# Want to Buy a Jointer. Is the Grizzly 6" (G0725) Jointer a good choice?



## lumber4christopher (Mar 30, 2012)

I am new to woodworking, but really want to get into it, and want to buy good tools. I seen lots of people say that grizzly makes some really good jointers, but I have not been able to find any reviews on their G0725 6" jointer. I'm looking for a good quality, but not too expensive jointer that will last me, and is easy to maintain and use. Does anyone have this jointer? Or is there another jointer I should buy for under $400?


----------



## killerb (Nov 1, 2011)

Look for an older delta or powermatic on craigslist. Way better then a new one.


----------



## a1Jim (Aug 9, 2008)

I have a lot of grizzly tools and like them but a bench top jointer is not very useful unless all you use it for are pieces of wood that are 2' in length or shorter.The G0654 is a much better choice or a good used jointer with at least a 46" bed.


----------



## TIGR (Jun 15, 2012)

Not to hijack the thread but as it's been dead for a couple months I'd like to piggyback on the original poster's question because I too am new to woodworking and looking for a jointer in this price range. It's not as easy to find reviews for older used equipment, so although I took the Craigslist suggestion I'm not sure what results are worth checking out. Can anyone comment on the items available in my area (southern Minnesota)? Here's a link:

http://minneapolis.craigslist.org/search/?areaID=19&subAreaID=&query=jointer&catAbb=sss

Any help is much appreciated.


----------



## HawkDriver (Mar 11, 2011)

TIGR

http://minneapolis.craigslist.org/dak/tls/3072009123.html

Looks like a fair deal to me. Obviously an in person inspection is warranted. I would take a piece of wood with me and ask to make a pass on the jointer with it to check the sharpness of the blades. Inspect the table for flatness and square. inspect the belt. look for corrosion or other lack of maintenance.


----------



## TIGR (Jun 15, 2012)

Thank you Hawk, I'll check into that one for starters. And the tips on what to look for are much appreciated.


----------



## levan (Mar 30, 2010)

I would also look at that powermatic 50 6" Should be a qualty machine


----------



## MonteCristo (May 29, 2012)

aiJim makes some good recommendations. If the jointer beds are really short, as they are with most bench top ones, they are only good for short pieces because they can't "see" the curve in longer stock (most of it isn't on the jointer during a good bit of the cut hence it can't tell it's crooked).
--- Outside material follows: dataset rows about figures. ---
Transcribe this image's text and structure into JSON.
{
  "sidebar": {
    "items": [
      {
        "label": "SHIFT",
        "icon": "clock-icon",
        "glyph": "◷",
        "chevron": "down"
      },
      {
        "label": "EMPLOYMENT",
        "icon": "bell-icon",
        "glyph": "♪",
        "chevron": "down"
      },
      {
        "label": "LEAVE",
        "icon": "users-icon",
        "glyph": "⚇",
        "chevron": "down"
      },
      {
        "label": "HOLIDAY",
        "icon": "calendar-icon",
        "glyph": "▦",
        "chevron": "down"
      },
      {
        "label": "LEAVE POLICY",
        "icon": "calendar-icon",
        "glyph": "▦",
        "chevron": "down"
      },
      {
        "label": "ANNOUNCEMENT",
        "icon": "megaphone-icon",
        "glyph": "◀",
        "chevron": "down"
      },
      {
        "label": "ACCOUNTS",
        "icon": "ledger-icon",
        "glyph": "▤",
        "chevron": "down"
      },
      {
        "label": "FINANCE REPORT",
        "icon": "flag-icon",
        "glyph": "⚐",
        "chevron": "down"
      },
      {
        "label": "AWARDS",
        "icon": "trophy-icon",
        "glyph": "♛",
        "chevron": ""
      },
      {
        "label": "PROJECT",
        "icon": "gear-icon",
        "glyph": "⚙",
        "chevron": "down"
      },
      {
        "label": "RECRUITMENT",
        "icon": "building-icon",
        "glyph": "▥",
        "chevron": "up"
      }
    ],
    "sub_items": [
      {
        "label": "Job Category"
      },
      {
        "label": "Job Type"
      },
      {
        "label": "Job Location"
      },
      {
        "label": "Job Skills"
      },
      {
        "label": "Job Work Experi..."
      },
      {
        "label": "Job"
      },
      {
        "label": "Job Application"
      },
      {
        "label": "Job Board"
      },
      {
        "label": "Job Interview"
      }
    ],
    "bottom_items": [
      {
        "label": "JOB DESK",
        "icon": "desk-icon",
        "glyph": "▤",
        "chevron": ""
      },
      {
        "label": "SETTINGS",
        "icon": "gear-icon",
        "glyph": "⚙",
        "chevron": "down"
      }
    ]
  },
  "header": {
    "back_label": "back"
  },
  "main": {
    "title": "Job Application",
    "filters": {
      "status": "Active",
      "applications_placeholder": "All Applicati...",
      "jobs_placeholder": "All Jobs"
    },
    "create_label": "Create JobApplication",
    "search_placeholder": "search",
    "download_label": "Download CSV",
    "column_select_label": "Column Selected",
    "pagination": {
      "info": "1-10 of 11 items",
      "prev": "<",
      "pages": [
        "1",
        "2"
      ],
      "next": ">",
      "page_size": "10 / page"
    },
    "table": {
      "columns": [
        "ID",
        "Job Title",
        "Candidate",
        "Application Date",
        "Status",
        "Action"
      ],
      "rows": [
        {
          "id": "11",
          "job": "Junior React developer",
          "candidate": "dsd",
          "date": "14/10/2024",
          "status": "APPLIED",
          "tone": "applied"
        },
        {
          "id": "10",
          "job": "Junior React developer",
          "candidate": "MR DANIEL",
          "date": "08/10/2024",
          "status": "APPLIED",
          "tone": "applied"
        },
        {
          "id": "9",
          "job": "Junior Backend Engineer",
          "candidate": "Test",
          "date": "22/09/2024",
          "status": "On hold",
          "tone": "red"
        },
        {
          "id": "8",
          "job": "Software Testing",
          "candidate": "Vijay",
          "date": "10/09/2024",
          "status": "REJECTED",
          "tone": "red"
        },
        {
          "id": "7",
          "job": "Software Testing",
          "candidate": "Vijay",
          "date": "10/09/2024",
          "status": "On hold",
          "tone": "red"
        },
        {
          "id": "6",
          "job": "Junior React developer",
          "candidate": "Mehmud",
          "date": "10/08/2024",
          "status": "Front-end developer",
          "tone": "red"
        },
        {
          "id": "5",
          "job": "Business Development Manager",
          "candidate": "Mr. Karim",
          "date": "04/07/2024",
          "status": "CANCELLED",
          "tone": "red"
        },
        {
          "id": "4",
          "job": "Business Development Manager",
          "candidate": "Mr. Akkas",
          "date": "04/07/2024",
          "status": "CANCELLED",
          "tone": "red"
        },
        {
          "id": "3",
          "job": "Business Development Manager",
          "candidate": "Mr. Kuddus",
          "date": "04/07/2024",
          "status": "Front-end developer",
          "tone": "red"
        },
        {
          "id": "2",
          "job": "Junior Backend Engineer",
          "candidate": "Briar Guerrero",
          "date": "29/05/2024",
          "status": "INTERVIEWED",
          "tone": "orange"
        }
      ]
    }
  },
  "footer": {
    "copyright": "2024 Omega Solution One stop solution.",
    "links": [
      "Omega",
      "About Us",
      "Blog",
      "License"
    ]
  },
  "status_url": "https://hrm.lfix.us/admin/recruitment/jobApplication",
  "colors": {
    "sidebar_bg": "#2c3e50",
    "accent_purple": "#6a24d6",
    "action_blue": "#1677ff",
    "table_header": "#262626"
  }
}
Also, it's good to ask yourself what you intend to do with a jointer. Some have the newer helical heads that are apparently good for figured woods for example.


----------



## a1Jim (Aug 9, 2008)

TIGR
The grizzly or the Powermatic are both good machines and if their in good shape their worth what their asking.


----------



## sandhill (Aug 28, 2007)

I have the Grizzly 8" model and I am happy with it.


----------



## TIGR (Jun 15, 2012)

All the suggestions are appreciated. Any issues I should know about with the age of the Powermatic in terms of things like getting parts down the line?


----------



## a1Jim (Aug 9, 2008)

I would say that it will depend on what kind of use The powermatic has had, If it has been used in a busy shop environment it might have had a lot of use but if it's in a private shop it may have had minimal use . Powermatic tools particularly the older ones are well built solid machines. I would take a board with you and run it through the jointer a couple times or have the owner that's selling it do it if your not experienced in using a jointer. while it's in use you might want to listen for noises like loose or worn out bearings. You might want to look at the infeed and out feed tables and see if they work properly and are not heavily beat up .


----------



## TIGR (Jun 15, 2012)

Every piece of advice helps. Thanks guys. I'll try to round up someone with more experience to take along for an in-person inspection.


----------



## knotscott (Feb 27, 2009)

If price is driving you to look at portable jointers, and not space constraints, I'd look to a decent used 6" stationary jointer, or even the Harbor Freight floor jointer…it goes on sale < $200 and gets mainly solid reviews from owners/users….not the fanciest, but does the job better than most benchtop models, is built more substantially built, and has more capacity.

That used Griz 1182Z for $250 looks to be a very solid deal if it runs well. The 1182HW was rated #1 by Wood Mag in Sept/2001 issue. The 1182Z is the same main jointer on a heavier base, and has levers instead of handwheels for adjustment. The old PM and old Delta could be nice tools too.


----------



## TIGR (Jun 15, 2012)

Yes I should have mentioned-two things I'm blessed with here are plenty of space and a place I'll be staying indefinitely. The plan is to hunker down and learn to the best of my ability working on projects at home so there's no need here for compact or portable machinery.


----------



## lunn (Jan 30, 2012)

I was at a estate auction Saturday night watched a Grizley 8" jointer go for $65.00. the table needed some tlc. Just to big for my shop !!!


----------